Lindsay did an excellent blog post yesterday titled "Everything old is new again", about the re-emergence of multi-dimensioned databases.

Great title, but just to prove his point, it applies even better to a post he shared on Google Reader a few days ago, written by Kurt Schrader and titled "Living in a Post Rails World". To quote that post:

I think that the Ruby world is eventually going to end up in a model like this, writing small simple apps that all talk to each other, and can be replaced or upgraded at any time.

<snip two paragraphs>

All of my hard/long running logic is well tested, encapsulated, and most likely running in little agents on the wire.

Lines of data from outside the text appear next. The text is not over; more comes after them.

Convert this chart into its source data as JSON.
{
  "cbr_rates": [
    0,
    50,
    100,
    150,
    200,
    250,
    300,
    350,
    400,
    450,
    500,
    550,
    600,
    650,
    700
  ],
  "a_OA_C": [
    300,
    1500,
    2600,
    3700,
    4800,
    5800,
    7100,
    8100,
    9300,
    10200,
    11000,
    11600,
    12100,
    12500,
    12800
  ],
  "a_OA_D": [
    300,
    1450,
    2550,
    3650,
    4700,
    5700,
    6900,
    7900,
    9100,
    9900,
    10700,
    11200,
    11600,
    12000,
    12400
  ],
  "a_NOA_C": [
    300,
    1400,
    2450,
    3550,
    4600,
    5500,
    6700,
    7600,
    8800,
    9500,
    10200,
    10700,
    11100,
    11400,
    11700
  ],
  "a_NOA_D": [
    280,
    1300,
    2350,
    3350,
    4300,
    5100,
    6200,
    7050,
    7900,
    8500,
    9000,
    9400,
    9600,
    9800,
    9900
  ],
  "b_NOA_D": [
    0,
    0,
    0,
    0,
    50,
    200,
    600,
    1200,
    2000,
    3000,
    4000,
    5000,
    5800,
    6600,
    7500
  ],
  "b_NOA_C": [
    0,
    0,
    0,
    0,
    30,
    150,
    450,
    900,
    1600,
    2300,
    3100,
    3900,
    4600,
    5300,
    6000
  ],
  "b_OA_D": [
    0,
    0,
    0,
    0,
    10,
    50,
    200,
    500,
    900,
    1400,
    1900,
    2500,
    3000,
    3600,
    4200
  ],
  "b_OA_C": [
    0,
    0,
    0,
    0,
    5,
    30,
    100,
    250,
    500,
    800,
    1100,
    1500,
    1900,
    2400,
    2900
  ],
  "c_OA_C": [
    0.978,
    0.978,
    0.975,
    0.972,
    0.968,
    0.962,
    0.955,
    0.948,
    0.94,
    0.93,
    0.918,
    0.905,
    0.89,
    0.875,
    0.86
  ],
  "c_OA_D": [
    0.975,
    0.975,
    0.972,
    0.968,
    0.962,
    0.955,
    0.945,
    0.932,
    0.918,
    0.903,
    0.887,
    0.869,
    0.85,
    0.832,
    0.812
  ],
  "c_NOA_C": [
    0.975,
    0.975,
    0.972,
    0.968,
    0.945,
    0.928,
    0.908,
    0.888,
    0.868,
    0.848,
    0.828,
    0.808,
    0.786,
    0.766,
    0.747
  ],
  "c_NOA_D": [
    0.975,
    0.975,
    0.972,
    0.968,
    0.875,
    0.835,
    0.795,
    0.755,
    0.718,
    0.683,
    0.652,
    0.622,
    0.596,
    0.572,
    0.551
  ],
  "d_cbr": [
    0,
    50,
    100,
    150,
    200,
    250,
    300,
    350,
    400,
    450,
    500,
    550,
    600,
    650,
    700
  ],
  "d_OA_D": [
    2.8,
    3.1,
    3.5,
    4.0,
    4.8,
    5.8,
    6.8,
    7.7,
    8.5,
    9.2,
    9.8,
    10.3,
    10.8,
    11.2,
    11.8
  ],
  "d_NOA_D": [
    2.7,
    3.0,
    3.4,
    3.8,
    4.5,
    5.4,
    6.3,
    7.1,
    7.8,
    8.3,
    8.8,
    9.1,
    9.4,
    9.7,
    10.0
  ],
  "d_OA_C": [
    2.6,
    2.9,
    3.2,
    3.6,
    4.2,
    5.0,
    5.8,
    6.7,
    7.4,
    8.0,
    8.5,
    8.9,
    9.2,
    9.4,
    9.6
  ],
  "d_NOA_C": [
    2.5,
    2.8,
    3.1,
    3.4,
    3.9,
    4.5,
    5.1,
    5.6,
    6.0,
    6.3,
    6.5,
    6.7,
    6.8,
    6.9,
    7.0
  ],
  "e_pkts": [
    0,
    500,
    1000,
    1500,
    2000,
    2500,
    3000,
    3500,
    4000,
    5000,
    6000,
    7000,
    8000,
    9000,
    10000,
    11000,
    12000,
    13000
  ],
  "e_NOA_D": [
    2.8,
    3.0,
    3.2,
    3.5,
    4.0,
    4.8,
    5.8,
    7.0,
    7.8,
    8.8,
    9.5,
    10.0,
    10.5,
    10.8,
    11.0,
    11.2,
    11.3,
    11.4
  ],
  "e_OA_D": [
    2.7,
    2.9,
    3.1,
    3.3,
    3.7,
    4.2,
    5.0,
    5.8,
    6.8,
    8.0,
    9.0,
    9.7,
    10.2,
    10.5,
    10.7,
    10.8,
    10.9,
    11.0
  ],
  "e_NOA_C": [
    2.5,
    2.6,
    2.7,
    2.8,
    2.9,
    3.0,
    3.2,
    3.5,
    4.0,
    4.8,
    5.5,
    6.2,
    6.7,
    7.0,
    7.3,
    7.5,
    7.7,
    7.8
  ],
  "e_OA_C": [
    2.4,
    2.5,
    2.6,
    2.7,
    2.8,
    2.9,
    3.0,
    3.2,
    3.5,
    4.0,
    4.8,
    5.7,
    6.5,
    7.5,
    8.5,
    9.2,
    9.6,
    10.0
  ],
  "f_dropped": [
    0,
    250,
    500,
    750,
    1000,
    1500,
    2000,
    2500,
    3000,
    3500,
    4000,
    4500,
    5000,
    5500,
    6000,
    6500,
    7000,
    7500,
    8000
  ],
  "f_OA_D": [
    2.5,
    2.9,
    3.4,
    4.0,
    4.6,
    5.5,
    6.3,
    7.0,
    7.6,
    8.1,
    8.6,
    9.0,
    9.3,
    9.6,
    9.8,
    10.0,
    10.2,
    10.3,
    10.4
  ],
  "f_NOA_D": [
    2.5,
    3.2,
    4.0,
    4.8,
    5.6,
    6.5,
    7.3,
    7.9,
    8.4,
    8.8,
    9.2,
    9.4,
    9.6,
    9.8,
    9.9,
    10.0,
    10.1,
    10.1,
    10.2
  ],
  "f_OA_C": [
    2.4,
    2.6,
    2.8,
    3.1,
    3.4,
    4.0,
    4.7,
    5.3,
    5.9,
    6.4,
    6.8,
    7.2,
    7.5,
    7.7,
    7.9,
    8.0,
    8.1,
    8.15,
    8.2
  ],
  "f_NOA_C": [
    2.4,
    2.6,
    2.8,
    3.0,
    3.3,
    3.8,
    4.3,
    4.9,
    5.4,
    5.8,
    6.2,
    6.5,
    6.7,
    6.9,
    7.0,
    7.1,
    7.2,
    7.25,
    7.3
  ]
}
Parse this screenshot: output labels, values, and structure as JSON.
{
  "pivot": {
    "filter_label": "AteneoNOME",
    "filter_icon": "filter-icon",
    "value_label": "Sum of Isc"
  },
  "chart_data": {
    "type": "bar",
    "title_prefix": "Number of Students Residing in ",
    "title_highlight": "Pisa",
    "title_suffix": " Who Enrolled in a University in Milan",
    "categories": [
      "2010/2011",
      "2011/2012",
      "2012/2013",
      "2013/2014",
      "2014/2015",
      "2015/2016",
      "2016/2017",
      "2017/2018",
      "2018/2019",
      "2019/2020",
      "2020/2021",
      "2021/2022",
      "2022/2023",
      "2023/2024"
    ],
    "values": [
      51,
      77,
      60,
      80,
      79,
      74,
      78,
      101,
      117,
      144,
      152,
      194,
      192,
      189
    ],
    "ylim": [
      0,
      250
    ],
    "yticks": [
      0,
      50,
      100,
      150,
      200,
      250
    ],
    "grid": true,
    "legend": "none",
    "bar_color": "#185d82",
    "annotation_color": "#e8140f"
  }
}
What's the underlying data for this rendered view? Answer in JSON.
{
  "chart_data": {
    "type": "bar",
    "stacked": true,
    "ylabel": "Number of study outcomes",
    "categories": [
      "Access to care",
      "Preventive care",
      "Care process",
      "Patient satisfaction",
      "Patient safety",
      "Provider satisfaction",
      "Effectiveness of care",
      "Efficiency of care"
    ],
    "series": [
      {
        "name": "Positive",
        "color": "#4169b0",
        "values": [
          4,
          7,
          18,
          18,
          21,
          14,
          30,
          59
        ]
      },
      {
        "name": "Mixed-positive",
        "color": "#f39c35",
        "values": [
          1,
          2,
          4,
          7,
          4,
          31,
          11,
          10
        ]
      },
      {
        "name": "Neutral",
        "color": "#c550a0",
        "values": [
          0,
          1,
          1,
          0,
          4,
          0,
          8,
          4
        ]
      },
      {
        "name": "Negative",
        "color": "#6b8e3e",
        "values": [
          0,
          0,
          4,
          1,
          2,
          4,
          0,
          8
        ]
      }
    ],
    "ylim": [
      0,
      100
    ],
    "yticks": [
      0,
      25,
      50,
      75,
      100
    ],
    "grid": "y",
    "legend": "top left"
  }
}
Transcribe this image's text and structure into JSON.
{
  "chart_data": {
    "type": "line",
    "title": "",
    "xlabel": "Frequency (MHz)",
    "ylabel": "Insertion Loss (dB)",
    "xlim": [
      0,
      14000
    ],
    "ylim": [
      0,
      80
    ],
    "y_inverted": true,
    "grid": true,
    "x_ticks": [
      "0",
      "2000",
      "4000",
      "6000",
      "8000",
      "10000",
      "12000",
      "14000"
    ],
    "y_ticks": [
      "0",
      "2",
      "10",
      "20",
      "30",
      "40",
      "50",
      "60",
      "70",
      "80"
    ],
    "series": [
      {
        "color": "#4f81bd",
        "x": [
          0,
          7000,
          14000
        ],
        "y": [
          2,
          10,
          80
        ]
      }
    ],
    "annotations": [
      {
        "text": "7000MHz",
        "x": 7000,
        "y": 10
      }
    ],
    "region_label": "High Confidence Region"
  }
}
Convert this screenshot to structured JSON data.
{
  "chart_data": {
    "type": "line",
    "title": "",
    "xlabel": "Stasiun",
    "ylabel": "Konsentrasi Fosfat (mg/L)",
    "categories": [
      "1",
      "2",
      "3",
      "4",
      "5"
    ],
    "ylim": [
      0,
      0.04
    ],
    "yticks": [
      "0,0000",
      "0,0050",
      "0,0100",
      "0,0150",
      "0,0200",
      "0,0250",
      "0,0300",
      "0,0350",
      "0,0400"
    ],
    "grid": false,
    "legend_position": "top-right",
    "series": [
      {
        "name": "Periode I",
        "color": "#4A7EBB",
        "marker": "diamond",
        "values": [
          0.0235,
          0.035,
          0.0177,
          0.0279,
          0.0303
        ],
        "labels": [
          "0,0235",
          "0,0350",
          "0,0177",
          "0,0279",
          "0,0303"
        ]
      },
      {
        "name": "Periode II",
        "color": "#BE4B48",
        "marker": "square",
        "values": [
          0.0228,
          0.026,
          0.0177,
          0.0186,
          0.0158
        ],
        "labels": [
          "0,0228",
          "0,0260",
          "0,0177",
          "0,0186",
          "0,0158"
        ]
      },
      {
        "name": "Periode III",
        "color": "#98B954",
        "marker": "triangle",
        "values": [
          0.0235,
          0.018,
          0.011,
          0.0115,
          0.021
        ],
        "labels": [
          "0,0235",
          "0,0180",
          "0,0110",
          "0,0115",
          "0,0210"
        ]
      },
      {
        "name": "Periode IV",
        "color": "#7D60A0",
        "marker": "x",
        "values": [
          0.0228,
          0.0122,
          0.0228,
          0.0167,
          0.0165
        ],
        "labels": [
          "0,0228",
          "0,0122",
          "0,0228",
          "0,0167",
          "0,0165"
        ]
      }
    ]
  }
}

Sound familiar? It should. Kurt has re-discovered the same principles that the Holy Fathers of Unix discovered, over a quarter of a century ago. Doug McIlroy, circa 1978:

(i) Make each program do one thing well. To do a new job, build afresh rather than complicate old programs by adding new features.

(ii) Expect the output of every program to become the input to another, as yet unknown, program. Don't clutter output with extraneous information. Avoid stringently columnar or binary input formats. Don't insist on interactive input.

Later, he simplified it:

This is the Unix philosophy: Write programs that do one thing and do it well. Write programs to work together. Write programs to handle text streams, because that is a universal interface.

Of course, Henry Spencer said it the best:

Those who don't understand UNIX are condemned to reinvent it, poorly.